What explains this apparent continuation of the miseducation of economists that Joan Robinson decried over fifty years ago [17]? My hypothesis is partly ideological. Any advanced treatment of capital theory and the appropriate analytical tools [18] would expose the student to the Cambridge Capital Controversy. The student would then learn about some serious questioning of the internal consistency of many claims of neoclassical economists. There are obviously normative overtones to this controversy, for example, over the exploitative nature of profits and the capitalist system as a whole. Neoclassical economics might be claimed to currently fill the social role of "hired prize fighters" for capital, what Marx characterized as "vulgar economics" [19]. This social role is threatened by the CCC.

Footnotes
[15]
"The construction of the production function does not even require this refutation via the phenonomenon of returning techniques ('reswitching'), because a production function for which the marginal product equals the factor price already becomes impossible if the wage curves of single techniques are not straight lines (except for a few unimportant cases; see Garegnani, 1970, Hunt and Schwartz, 1972). Contrary to the usual interpretations today, the debate about the possibility of returning techniques is important not only because it proves that the production function with its marginal products is nonsensical, but because, on a more general level, it can be shown that a demand function for capital...cannot be defined." -- Bertram Schefold (1989). Mr. Sraffa on Joint Production and Other Essays, Unwin Hyman: 292.
[16]
[O]ne should emphasize the distinction between two types of measurement. First, there was the one in which the statisticians were mainly interested. Second, there was measurement in theory. The statisticians' measures were only approximate and provided a suitable field for work in solving index number problems. The theoretical measures required absolute precision. Any imperfections in these theoretical measures were not merely upsetting, but knocked down the whole theoretical basis. One could measure capital in pounds or dollars and introduce this into a production function. The definition in this case must be absolutely water-tight, for with a given quantity of capital one had a certain rate of interest so that the quantity of capital was an essential part of the mechanism. One therefore had to keep the definition of capital separate from the needs of statistical measurement, which were quite diffent. The work of J. B. Clark, Bohm-Bawerk and others was intended to produce pure definitions of capital, as required by their theories, not as a guide to actual measurement. If we found contradictions, then these pointed to defects in the theory, and an inability to define measures of capital accurately. It was on this - the chief failing of capital theory - that we should concentrate rather than on problems of measurement." -- Piero Sraffa, Interventions in the debate at the Corfu Conference on the "Theory of Capital", 4-11 September 1958.

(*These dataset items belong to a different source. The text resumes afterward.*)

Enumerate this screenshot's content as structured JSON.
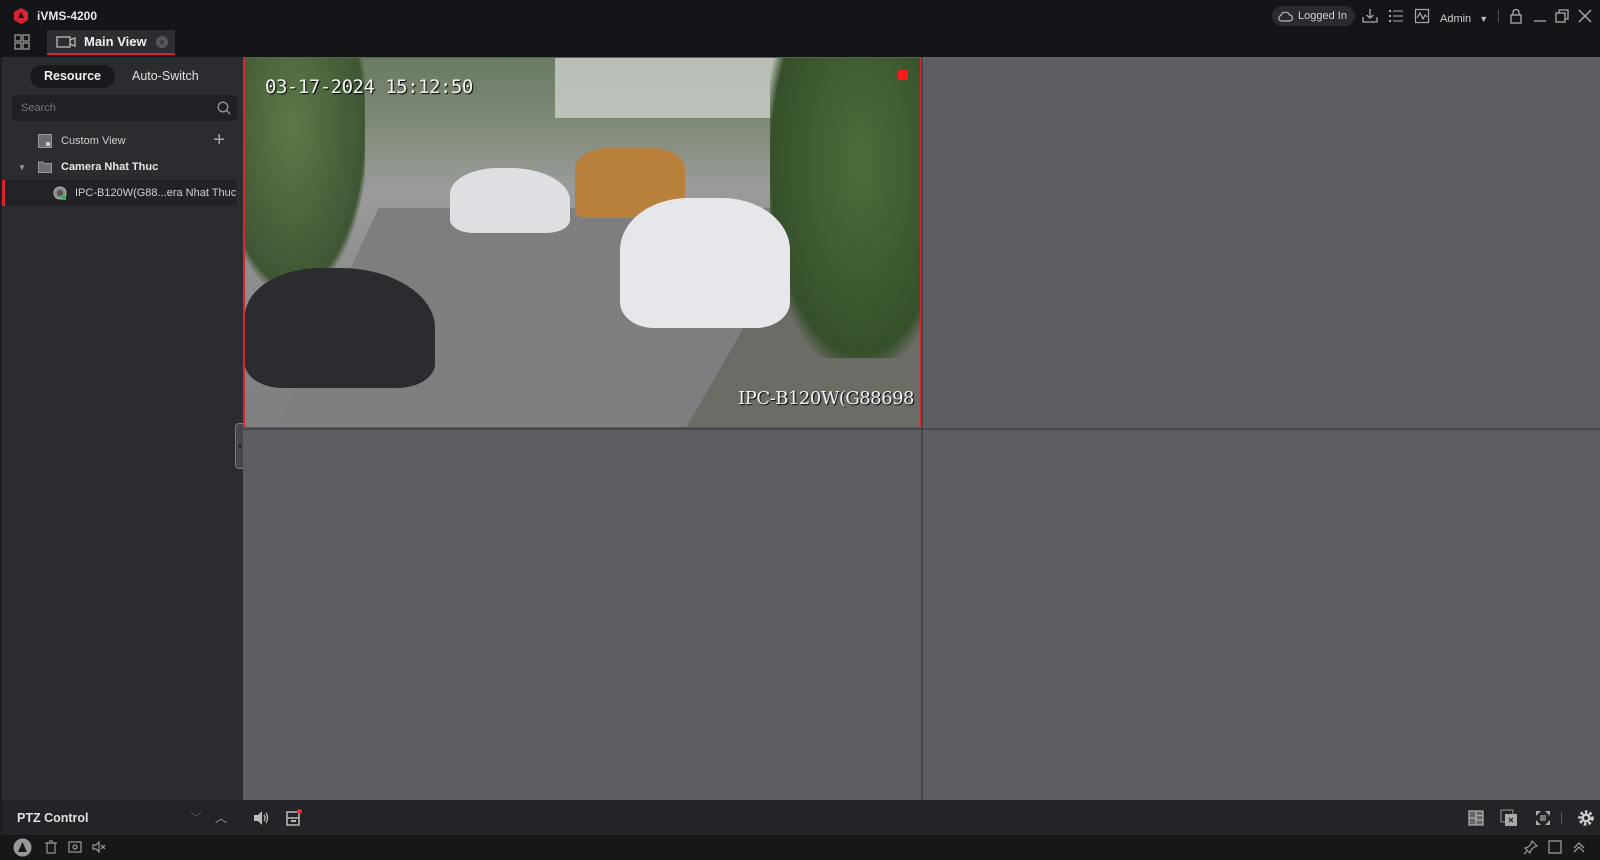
{
  "app": {
    "title": "iVMS-4200",
    "brand_color": "#d9232d"
  },
  "tabs": [
    {
      "label": "Main View",
      "active": true
    }
  ],
  "topbar": {
    "status_label": "Logged In",
    "user_label": "Admin",
    "icons": [
      "cloud-icon",
      "download-icon",
      "task-list-icon",
      "health-monitor-icon",
      "chevron-down-icon",
      "lock-icon",
      "minimize-icon",
      "restore-icon",
      "close-icon"
    ]
  },
  "sidebar": {
    "segments": {
      "resource": "Resource",
      "auto_switch": "Auto-Switch"
    },
    "search": {
      "placeholder": "Search",
      "value": ""
    },
    "tree": [
      {
        "label": "Custom View",
        "level": 0,
        "icon": "custom-view-icon"
      },
      {
        "label": "Camera Nhat Thuc",
        "level": 0,
        "icon": "folder-icon",
        "expanded": true
      },
      {
        "label": "IPC-B120W(G88...era Nhat Thuc",
        "level": 1,
        "icon": "camera-icon",
        "selected": true
      }
    ],
    "ptz_label": "PTZ Control"
  },
  "video": {
    "osd_time": "03-17-2024 15:12:50",
    "osd_name": "IPC-B120W(G88698",
    "recording": true,
    "layout": "2x2"
  },
  "bottombar": {
    "left_icons": [
      "audio-icon",
      "record-icon"
    ],
    "right_icons": [
      "window-layout-icon",
      "close-all-windows-icon",
      "fullscreen-icon",
      "settings-icon"
    ]
  },
  "statusbar": {
    "left_icons": [
      "alarm-icon",
      "delete-icon",
      "event-icon",
      "mute-icon"
    ],
    "right_icons": [
      "pin-icon",
      "window-icon",
      "expand-up-icon"
    ]
  }
}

[17] This miseducation is asserted on slightly different grounds in the following quote:
"Observe that even in neoclassical theory full employment alone is not enough to transform marginal-productivity relationships into a long-run theory of distribution. In long-run neoclassical theory, the capital:labor ratio is endogeneously determined, so that the wage rate cannot be determined solely by marginal productivity of labor at full employment - not even in Chicago. Instead, distribution must reflect household preferences with respect to present and future consumption.

Thus, it is fair to conclude that there are two marginal-productivity theories. The first is a relatively innocuous, general theory that involves nothing more controversial than competitive profit maximization - and provides correspondingly little contribution to the theory of growth and distribution under capitalism. The second is more powerful, and very special, providing by itself a theory of distribution, for the short run at least, whose 'only' defects are (1) that it assumes full employment and (2) that it begs the question of accumulation. The wonder is that it is precisely this theory that so many students come away with from their study of economics. Only slightly more wondrous is that by and large they believe it!" -- Stephen A. Marglin (1984). Growth, Distribution, and Prices, Harvard University Press: 330-331.
Neither version of marginal productivity theory need include the equality of the marginal product of capital and the interest rate in an aggregate production function framework.

[18] Syed Ahmad (1991). Capital in Economic Theory: Neo-classical, Cambridge, and Chaos, Edward-Elgar.

[19]
"In summary I believe that Marx's sociology of economic knowledge was quite an impressive achievement, in spite of being flawed by its reliance on functional explanations and the labor theory of value... The recent 'capital controversy' shows that these are not dead issues. Surely some cognitive confusion lay at the origin of the idea that 'capital' can be treated as a homogeneous 'factor of production,' for instance an inference from the fact that capitalists form a fairly homogeneous class. And conceivably the tenacity with which the neoclassical economists stuck to the notion of aggregate capital has something to do with non-cognitive interests. This, admittedly, is sheer speculation, and I may be quite wrong. Vested intellectual interests may suffice to explain the resistance. Be this as it may, the sociology of economic conceptions and economic theory is a field worth cultivating, if proper attention is paid to the many methodological pitfalls in this domain." -- Jon Elster (1985). Making Sense of Marx, Cambridge University Press: 504.